The Victoria & Albert Museum |
In the early 1900s, C.R. Ashbee, one of the earliest Arts and Crafts designers of jewelry, designed nearly one dozen peacock brooches and pendants. Ashbee began designing jewels in the 1890s and will forever be remembered for contributed one of the key points of the Edwardian middle-class jewelry trade--that the value of jewelry lay in its design, not in the monetary value of the materials used. Personally, I like the expensive materials and a good design both, but I’m more Victorian in my mind-set.
Ashbee strove to design jewels that could be affordable to those not in the aristocracy. Take this pendant for example.

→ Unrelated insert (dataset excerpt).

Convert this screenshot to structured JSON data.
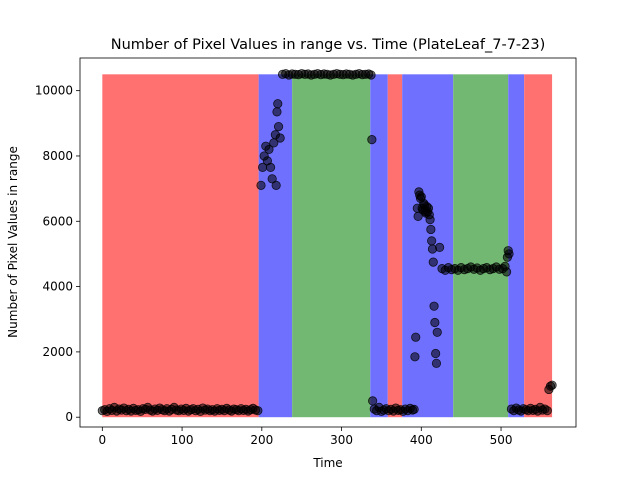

Though this peacock pendant is one of Ashbee’s more extravagant creations, it would have been quite modest in price when compared with the heavy diamond-set jewelry of the peerage, gentry and nobility.

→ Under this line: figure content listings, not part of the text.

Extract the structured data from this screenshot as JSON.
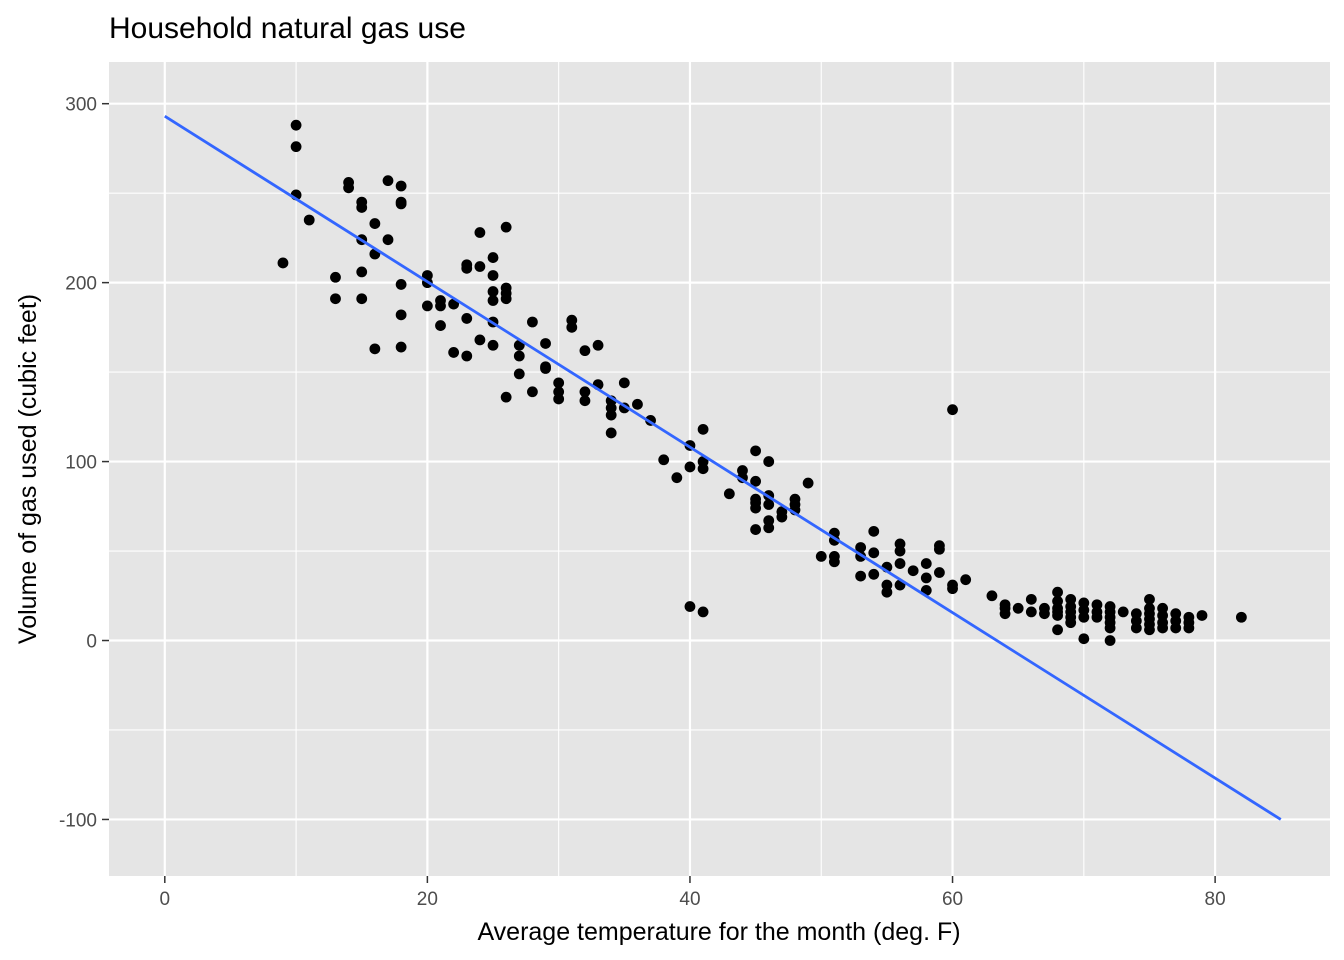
{
  "chart_data": {
    "type": "scatter",
    "title": "Household natural gas use",
    "xlabel": "Average temperature for the month (deg. F)",
    "ylabel": "Volume of gas used (cubic feet)",
    "xlim": [
      -4.25,
      88.75
    ],
    "ylim": [
      -131.6,
      323.3
    ],
    "x_ticks": [
      0,
      20,
      40,
      60,
      80
    ],
    "x_tick_labels": [
      "0",
      "20",
      "40",
      "60",
      "80"
    ],
    "y_ticks": [
      -100,
      0,
      100,
      200,
      300
    ],
    "y_tick_labels": [
      "-100",
      "0",
      "100",
      "200",
      "300"
    ],
    "grid": true,
    "legend": "none",
    "colors": {
      "panel": "#e5e5e5",
      "grid": "#ffffff",
      "points": "#000000",
      "fit_line": "#3366ff",
      "ticks": "#333333"
    },
    "fit_line": {
      "x": [
        0,
        85
      ],
      "y": [
        293,
        -100
      ]
    },
    "points": [
      [
        9,
        211
      ],
      [
        10,
        288
      ],
      [
        10,
        276
      ],
      [
        10,
        249
      ],
      [
        11,
        235
      ],
      [
        13,
        203
      ],
      [
        13,
        191
      ],
      [
        14,
        256
      ],
      [
        14,
        253
      ],
      [
        15,
        245
      ],
      [
        15,
        242
      ],
      [
        15,
        224
      ],
      [
        15,
        206
      ],
      [
        15,
        191
      ],
      [
        16,
        233
      ],
      [
        16,
        216
      ],
      [
        16,
        163
      ],
      [
        17,
        257
      ],
      [
        17,
        224
      ],
      [
        18,
        254
      ],
      [
        18,
        245
      ],
      [
        18,
        244
      ],
      [
        18,
        199
      ],
      [
        18,
        182
      ],
      [
        18,
        164
      ],
      [
        20,
        204
      ],
      [
        20,
        200
      ],
      [
        20,
        187
      ],
      [
        21,
        190
      ],
      [
        21,
        187
      ],
      [
        21,
        176
      ],
      [
        22,
        188
      ],
      [
        22,
        161
      ],
      [
        23,
        210
      ],
      [
        23,
        208
      ],
      [
        23,
        180
      ],
      [
        23,
        159
      ],
      [
        24,
        228
      ],
      [
        24,
        209
      ],
      [
        24,
        168
      ],
      [
        25,
        214
      ],
      [
        25,
        204
      ],
      [
        25,
        195
      ],
      [
        25,
        190
      ],
      [
        25,
        178
      ],
      [
        25,
        165
      ],
      [
        26,
        231
      ],
      [
        26,
        197
      ],
      [
        26,
        194
      ],
      [
        26,
        191
      ],
      [
        26,
        136
      ],
      [
        27,
        165
      ],
      [
        27,
        159
      ],
      [
        27,
        149
      ],
      [
        28,
        178
      ],
      [
        28,
        139
      ],
      [
        29,
        166
      ],
      [
        29,
        153
      ],
      [
        29,
        152
      ],
      [
        30,
        144
      ],
      [
        30,
        139
      ],
      [
        30,
        135
      ],
      [
        31,
        179
      ],
      [
        31,
        175
      ],
      [
        32,
        162
      ],
      [
        32,
        139
      ],
      [
        32,
        134
      ],
      [
        33,
        165
      ],
      [
        33,
        143
      ],
      [
        34,
        134
      ],
      [
        34,
        130
      ],
      [
        34,
        126
      ],
      [
        34,
        116
      ],
      [
        35,
        144
      ],
      [
        35,
        130
      ],
      [
        36,
        132
      ],
      [
        37,
        123
      ],
      [
        38,
        101
      ],
      [
        39,
        91
      ],
      [
        40,
        109
      ],
      [
        40,
        97
      ],
      [
        40,
        19
      ],
      [
        41,
        118
      ],
      [
        41,
        100
      ],
      [
        41,
        96
      ],
      [
        41,
        16
      ],
      [
        43,
        82
      ],
      [
        44,
        95
      ],
      [
        44,
        91
      ],
      [
        45,
        106
      ],
      [
        45,
        89
      ],
      [
        45,
        79
      ],
      [
        45,
        77
      ],
      [
        45,
        74
      ],
      [
        45,
        62
      ],
      [
        46,
        100
      ],
      [
        46,
        81
      ],
      [
        46,
        76
      ],
      [
        46,
        67
      ],
      [
        46,
        63
      ],
      [
        47,
        72
      ],
      [
        47,
        69
      ],
      [
        48,
        79
      ],
      [
        48,
        76
      ],
      [
        48,
        73
      ],
      [
        49,
        88
      ],
      [
        50,
        47
      ],
      [
        51,
        60
      ],
      [
        51,
        56
      ],
      [
        51,
        47
      ],
      [
        51,
        44
      ],
      [
        53,
        52
      ],
      [
        53,
        47
      ],
      [
        53,
        36
      ],
      [
        54,
        61
      ],
      [
        54,
        49
      ],
      [
        54,
        37
      ],
      [
        55,
        41
      ],
      [
        55,
        31
      ],
      [
        55,
        27
      ],
      [
        56,
        54
      ],
      [
        56,
        50
      ],
      [
        56,
        43
      ],
      [
        56,
        31
      ],
      [
        57,
        39
      ],
      [
        58,
        43
      ],
      [
        58,
        35
      ],
      [
        58,
        28
      ],
      [
        59,
        53
      ],
      [
        59,
        51
      ],
      [
        59,
        38
      ],
      [
        60,
        129
      ],
      [
        60,
        31
      ],
      [
        60,
        29
      ],
      [
        61,
        34
      ],
      [
        63,
        25
      ],
      [
        64,
        20
      ],
      [
        64,
        18
      ],
      [
        64,
        15
      ],
      [
        65,
        18
      ],
      [
        66,
        23
      ],
      [
        66,
        16
      ],
      [
        67,
        18
      ],
      [
        67,
        15
      ],
      [
        68,
        27
      ],
      [
        68,
        22
      ],
      [
        68,
        18
      ],
      [
        68,
        16
      ],
      [
        68,
        14
      ],
      [
        68,
        6
      ],
      [
        69,
        23
      ],
      [
        69,
        19
      ],
      [
        69,
        16
      ],
      [
        69,
        13
      ],
      [
        69,
        10
      ],
      [
        70,
        21
      ],
      [
        70,
        17
      ],
      [
        70,
        13
      ],
      [
        70,
        1
      ],
      [
        71,
        20
      ],
      [
        71,
        16
      ],
      [
        71,
        13
      ],
      [
        72,
        19
      ],
      [
        72,
        16
      ],
      [
        72,
        13
      ],
      [
        72,
        10
      ],
      [
        72,
        7
      ],
      [
        72,
        0
      ],
      [
        73,
        16
      ],
      [
        74,
        15
      ],
      [
        74,
        11
      ],
      [
        74,
        7
      ],
      [
        75,
        23
      ],
      [
        75,
        18
      ],
      [
        75,
        15
      ],
      [
        75,
        12
      ],
      [
        75,
        9
      ],
      [
        75,
        6
      ],
      [
        76,
        18
      ],
      [
        76,
        14
      ],
      [
        76,
        10
      ],
      [
        76,
        7
      ],
      [
        77,
        15
      ],
      [
        77,
        11
      ],
      [
        77,
        7
      ],
      [
        78,
        13
      ],
      [
        78,
        10
      ],
      [
        78,
        7
      ],
      [
        79,
        14
      ],
      [
        82,
        13
      ]
    ]
  }
}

Always an admirer of the Renaissance of the Fifteenth Century when the “arts and crafts were one and indivisible,” Ashbee looked to Renaissance artists who were goldsmiths as well as painters, sculptors or architects for inspiration. In 1898, in fact, Ashbee published a translation of the two treatises of Benvenuto Cellini (1500-1571) on gold-smithing as well as sculpture.
For some reason, Ashbee had a weakness for peacocks. But, many of his period did. He wrote that, “the poor peacock of the Arts and Crafts with its proud tail exploding in fireworks” was a favorite subject because it was a bold, proud, bird which stood out against a drab and hostile world. Here, he's rendered the bird in silver and gold, set with blister pearls, diamond sparks and a demantoid garnet for the eye, with three pendent pearls.